Waffenabend der „Freunde der Plassenburg“ in Kulmbach

Keine wilden Fechtvorführungen gab es am Waffenabend der Freunde der Plassenburg, sondern präzise Nachahmung und Interpretation von Bewegungsabläufen, wie sie sich aus Bildern und Handschriften des 15. und 16. Jahrhunderts rekonstruieren lassen.
Keine wilden Fechtvorführungen gab es am Waffenabend der Freunde der Plassenburg, sondern präzise Nachahmung und Interpretation von Bewegungsabläufen, wie sie sich aus Bildern und Handschriften des 15. und 16. Jahrhunderts rekonstruieren lassen.

Zweikampf war meist nach Sekunden vorbei

Freunde der Plassenburg widmeten sich Waffen des Mittelaters und der Renaissance – Zuhörer durften Schwerter und Helme ausprobieren

Dr. Daniel Burger, Archivar am Staatsarchiv Nürnberg, Historiker und Experte für Festungsgeschichte und Waffen des Spätmittelalters und der Renaissance führte am Freitag in die Welt der Waffen und des Zweikampfs ein. Es ging bei diesem Waffenabend im Bayerischen Brauereimuseum nicht um blutrünstige Szenarien und Effekthascherei, sondern um Aufklärung und wissenschaftliche Grundlagen zum Umgang mit den gefährlichen Instrumenten. Dass Wissenschaft aber auch Spaß machen kann und die Übergänge zum Sport fließend sind, zeigte Burger an diesem Abend eindrucksvoll. Schwerpunkt bildeten die Blankwaffen. Das sind Handwaffen, deren Wirkung durch den direkten Einsatz von Muskelkraft erzielt wird, darunter fallen Schwerte, Speere, Äxte, Dolche oder Keulen.

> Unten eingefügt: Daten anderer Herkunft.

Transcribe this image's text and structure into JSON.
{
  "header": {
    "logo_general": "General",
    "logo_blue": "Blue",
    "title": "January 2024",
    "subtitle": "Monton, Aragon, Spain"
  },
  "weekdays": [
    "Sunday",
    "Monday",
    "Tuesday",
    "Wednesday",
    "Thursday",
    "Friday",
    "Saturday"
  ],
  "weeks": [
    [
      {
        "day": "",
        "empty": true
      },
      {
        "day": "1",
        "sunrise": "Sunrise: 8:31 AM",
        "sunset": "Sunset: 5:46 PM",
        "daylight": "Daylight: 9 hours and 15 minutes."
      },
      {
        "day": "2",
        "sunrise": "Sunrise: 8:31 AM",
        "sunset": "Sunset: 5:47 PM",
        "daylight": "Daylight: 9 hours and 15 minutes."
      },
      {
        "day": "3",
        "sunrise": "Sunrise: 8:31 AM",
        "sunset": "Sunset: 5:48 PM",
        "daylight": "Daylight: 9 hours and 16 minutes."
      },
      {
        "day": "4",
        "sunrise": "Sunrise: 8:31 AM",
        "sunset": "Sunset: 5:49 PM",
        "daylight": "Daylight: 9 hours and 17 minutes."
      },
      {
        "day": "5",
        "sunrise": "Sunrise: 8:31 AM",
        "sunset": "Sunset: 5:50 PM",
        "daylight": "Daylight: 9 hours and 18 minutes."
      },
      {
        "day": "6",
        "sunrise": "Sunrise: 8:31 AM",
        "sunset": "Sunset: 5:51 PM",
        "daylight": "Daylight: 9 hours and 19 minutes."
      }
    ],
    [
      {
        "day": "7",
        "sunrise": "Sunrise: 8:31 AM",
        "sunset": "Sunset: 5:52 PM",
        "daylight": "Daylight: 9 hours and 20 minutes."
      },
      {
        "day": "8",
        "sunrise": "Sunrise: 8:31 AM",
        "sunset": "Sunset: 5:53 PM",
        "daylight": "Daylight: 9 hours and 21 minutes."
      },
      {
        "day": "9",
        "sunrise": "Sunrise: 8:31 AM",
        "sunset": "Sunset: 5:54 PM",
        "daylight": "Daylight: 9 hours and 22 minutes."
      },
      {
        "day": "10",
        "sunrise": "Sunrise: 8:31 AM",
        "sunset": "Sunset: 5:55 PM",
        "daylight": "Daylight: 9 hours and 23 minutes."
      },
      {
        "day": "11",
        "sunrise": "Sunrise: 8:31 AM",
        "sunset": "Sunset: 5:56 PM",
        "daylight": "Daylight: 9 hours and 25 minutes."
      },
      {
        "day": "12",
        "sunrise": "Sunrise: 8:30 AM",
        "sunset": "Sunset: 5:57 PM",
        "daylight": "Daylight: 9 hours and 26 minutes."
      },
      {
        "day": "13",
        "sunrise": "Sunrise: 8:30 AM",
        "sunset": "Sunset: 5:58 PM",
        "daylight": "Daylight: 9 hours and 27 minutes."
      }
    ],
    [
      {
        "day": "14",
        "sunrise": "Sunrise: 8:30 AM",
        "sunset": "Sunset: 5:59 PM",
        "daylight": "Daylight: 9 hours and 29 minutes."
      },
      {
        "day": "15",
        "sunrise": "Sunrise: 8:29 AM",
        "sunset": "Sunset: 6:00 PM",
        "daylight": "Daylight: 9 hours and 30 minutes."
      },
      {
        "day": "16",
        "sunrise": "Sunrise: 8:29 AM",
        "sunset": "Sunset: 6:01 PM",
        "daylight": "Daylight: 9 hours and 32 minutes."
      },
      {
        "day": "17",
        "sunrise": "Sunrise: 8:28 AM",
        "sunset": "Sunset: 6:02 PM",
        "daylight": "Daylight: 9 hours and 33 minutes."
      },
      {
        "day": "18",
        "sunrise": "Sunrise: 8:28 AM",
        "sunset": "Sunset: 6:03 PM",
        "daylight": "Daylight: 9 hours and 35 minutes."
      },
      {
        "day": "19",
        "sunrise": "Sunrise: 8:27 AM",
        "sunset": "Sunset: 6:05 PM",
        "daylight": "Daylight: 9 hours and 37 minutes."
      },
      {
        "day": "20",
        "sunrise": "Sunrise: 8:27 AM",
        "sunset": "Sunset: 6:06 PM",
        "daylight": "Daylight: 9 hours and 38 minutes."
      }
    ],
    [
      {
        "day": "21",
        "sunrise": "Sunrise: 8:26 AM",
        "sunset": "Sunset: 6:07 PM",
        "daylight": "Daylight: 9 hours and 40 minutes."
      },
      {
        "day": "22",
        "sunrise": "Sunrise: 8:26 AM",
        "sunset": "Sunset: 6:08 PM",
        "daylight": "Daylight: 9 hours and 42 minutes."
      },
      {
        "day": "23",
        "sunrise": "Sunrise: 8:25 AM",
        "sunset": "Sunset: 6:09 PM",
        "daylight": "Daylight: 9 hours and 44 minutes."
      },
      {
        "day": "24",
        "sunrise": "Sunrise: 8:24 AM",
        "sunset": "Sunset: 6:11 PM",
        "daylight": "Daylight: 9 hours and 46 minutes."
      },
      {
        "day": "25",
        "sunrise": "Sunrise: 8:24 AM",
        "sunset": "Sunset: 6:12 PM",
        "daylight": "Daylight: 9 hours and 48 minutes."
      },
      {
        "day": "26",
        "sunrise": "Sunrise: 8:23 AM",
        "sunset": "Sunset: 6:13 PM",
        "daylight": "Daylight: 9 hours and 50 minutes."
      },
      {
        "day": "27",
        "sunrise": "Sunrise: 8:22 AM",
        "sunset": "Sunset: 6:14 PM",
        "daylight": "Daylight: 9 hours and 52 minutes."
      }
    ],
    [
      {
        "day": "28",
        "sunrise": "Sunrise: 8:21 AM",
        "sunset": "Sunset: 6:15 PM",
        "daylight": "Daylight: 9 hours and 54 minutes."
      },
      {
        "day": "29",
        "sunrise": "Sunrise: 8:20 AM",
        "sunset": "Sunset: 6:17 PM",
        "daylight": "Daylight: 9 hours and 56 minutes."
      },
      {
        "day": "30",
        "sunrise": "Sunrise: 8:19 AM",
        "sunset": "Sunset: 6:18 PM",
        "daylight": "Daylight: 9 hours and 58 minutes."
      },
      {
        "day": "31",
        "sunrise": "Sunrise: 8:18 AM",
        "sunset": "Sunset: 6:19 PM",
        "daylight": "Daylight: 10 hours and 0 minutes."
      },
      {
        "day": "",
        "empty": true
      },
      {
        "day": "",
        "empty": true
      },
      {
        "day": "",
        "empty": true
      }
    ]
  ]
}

Alle Fotos: H. Peilnsteiner

In der Tradition des Fechtens in Europa gab es Brüche, vor allem in der Barockzeit und im 19. Jahrhunderts, doch lässt sich der historische europäische Schwertkampf teilweise aufgrund der zeitgenössischen Fechtbücher rekonstruieren. „Das Schwertfechten des 14. und 15. Jahrhunderts war eine von sehr feinen Techniken geprägte Kampfkunst, kein Draufhauen wie in vielen Hollywoodfilmen dargestellt“, betonte Burger. Er präsentierte Bilder aus mehreren Handschriften des 15. und 16. Jahrhunderts, die teilweise in akkuratesten Zeichnungen das Fechten mit verschiedenen Waffen zeigen. „Aber da haben wir das große Problem, denn es sind quasi nur Standbilder und relativ wenig Texte dazu erhalten, aus denen ein ganzer Bewegungsablauf erst mühsam rekonstruiert werden muss“.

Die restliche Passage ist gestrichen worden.